Perugia2019...e Terni?

Il fatto che Perugia2019 sia entrata nella fase finale della corsa per l' importante attribuzione del titolo di città europea della cultura è sicuramente una grande notizia per le opportunità che ne derivano  non solo in termini di attenzione europea ma sopratutto in termini di risorse finanziare che direttamente ed indirettamente ne deriverebbero.
Il riconoscimento viene attribuito da illustre e competente commissione europea che sembra tener conto non tanto del blasone della città proponente ma della sua capacità propositiva e della originalità di quanto proposto.
L'Amministrazione Perugina creando quella rete necessaria che sicuramente insieme all'originalità ha fatto fino adesso la differenza (e potrebbe farlo anche nella fase finale), ha dimostrato non solo grande lungimiranza ma determinazione, tenacia e capacità politica; a differenza del nostro territorio che, nonostante pubblicamente si sia proposto ben prima, non è riuscito a far convergere  ne attenzione ne tanto meno sostegno politico all'idea della  propria candidatura, ritenuta superficialmente dai più provocatoria se non addirittura da deridere.
L'originalità e la forza del progetto proposto dalla città capoluogo, a differenza anche delle altre finaliste candidate, è nell'aver associato strategicamente al nome di Perugia non solo l'importantissima e conosciutissima città serafica ma più in generale l'intero territorio umbro; l'aver quindi puntato sull'unità culturale dell'Umbria comprendendo che la grande utilità complessiva del riconoscimento per l'intera regione potrebbe rappresentare la carta vincente.
La candidatura di Perugia è da intendersi dunque come la candidatura di tutto il territorio umbro.

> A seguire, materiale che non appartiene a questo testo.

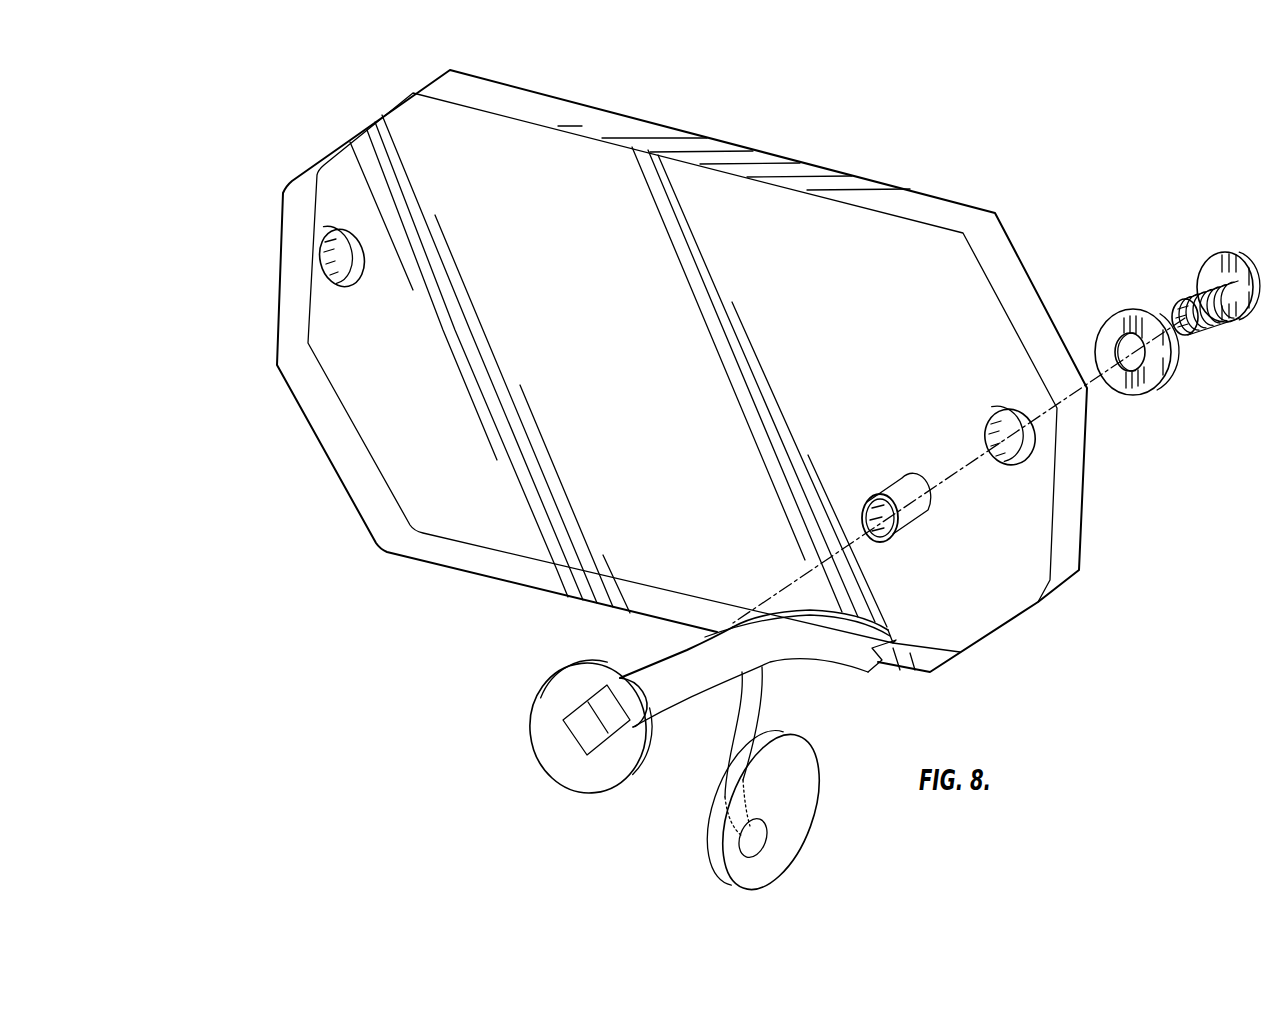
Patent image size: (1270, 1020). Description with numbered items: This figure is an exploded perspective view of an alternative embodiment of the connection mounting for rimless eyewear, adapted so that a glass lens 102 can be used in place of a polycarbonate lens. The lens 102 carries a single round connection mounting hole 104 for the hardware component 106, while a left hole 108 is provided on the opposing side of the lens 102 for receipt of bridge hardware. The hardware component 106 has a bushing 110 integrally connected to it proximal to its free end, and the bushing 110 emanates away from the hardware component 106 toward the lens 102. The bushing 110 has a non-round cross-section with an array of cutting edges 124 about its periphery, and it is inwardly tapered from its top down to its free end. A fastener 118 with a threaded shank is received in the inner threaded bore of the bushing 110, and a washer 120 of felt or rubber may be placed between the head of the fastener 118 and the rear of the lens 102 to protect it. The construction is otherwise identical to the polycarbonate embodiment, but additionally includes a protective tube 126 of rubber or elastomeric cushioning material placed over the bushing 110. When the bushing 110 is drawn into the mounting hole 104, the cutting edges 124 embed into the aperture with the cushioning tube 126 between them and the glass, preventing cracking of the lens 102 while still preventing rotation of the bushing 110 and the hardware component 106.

Stando così le cose, la debolezza e la visione limitata della politica Ternana rischia di far rimanere ai margini dell'evento la nostra città.
Questa volta a parer mio la colpa non è della solita Perugia piglia tutto, che troppe volte anche il sottoscritto ha prontamente denunciato, ma della fin troppo remissiva e obbediente politica ternana; incapace, debole e poco autorevole al cospetto del prepotente capoluogo.

Imporsi per far rientrare in qualche modo Terni e il suo territorio (magari ampliando la sottostante dicitura così come è stato fatto per far rientrare Assisi) alla luce degli enormi benefici che ne derivano (si pensi anche alla capacità attrattiva di finanziamenti europei che tale nomina comporta... e allora vengono in mente gli abbandonati capannoni di Papigno!) sarebbe dovuto essere impegno della politica e dell'amministrazione locale, in primis dell'Assessorato Comunale alla Cultura; incapace anche in questo caso di ritagliarsi un qualsiasi ruolo da protagonista.

La paura è che Terni in tutto questo rischi di rimanere poco più che spettatrice  di un evento dalla  ricaduta impressionante, solo per colpa della nostra remissiva politica e di un campanilismo, di un vittimismo che se in altri casi è assolutamente giustificato da eclatanti situazioni penalizzanti, questa volta non ha proprio alcun senso; perché da quello che è dato capire, il progetto trae la sua stessa forza proprio nell'apertura e il coinvolgimento delle altre città della regione.  Terni non può che esserci per se e per  l'Umbria.
Non significa sottostare a Perugia,significa solo capire fino in fondo la grande potenzialità di quanto creato da altri e concretizzare vantaggiosamente il nostro coinvolgimento.

Anche la particolare scelta di predisporre una apposita Fondazione va in questo senso; le altre città concorrenti si sono limitate a costituire solo un apposito ufficio.

Perché la città di Terni non è tra i membri della fondazione appositamente creata per la candidatura?
E' sconvolgente non trovare la città di San Valentino tra i membri della fondazione, dove ci sono accanto a moltissime municipalità umbre, dal Comune di Gubbio a quello di Norcia, addirittura  piccoli comuni del ternano come Acquasparta o Stroncone.
Fondazione in cui si entrava con un contributo economico proporzionale alla popolazione (circa € 0.20 ad abitante) per Terni si trattava dunque di circa € 20mila (pari all'importo di un qualsiasi contributo ad una associazione locale!)

Decidere di non esserci, non sedere a quell'importante tavolo rappresenta un suicidio a danno del territorio, facilmente comprensibile a chiunque; entrare con le dovute garanzie porterebbe  in caso di vittoria a gestire in parte l'importante riconoscimento, le risorse conseguenti e i decentrati eventi culturali possibilmente anche a vantaggio del nostro territorio.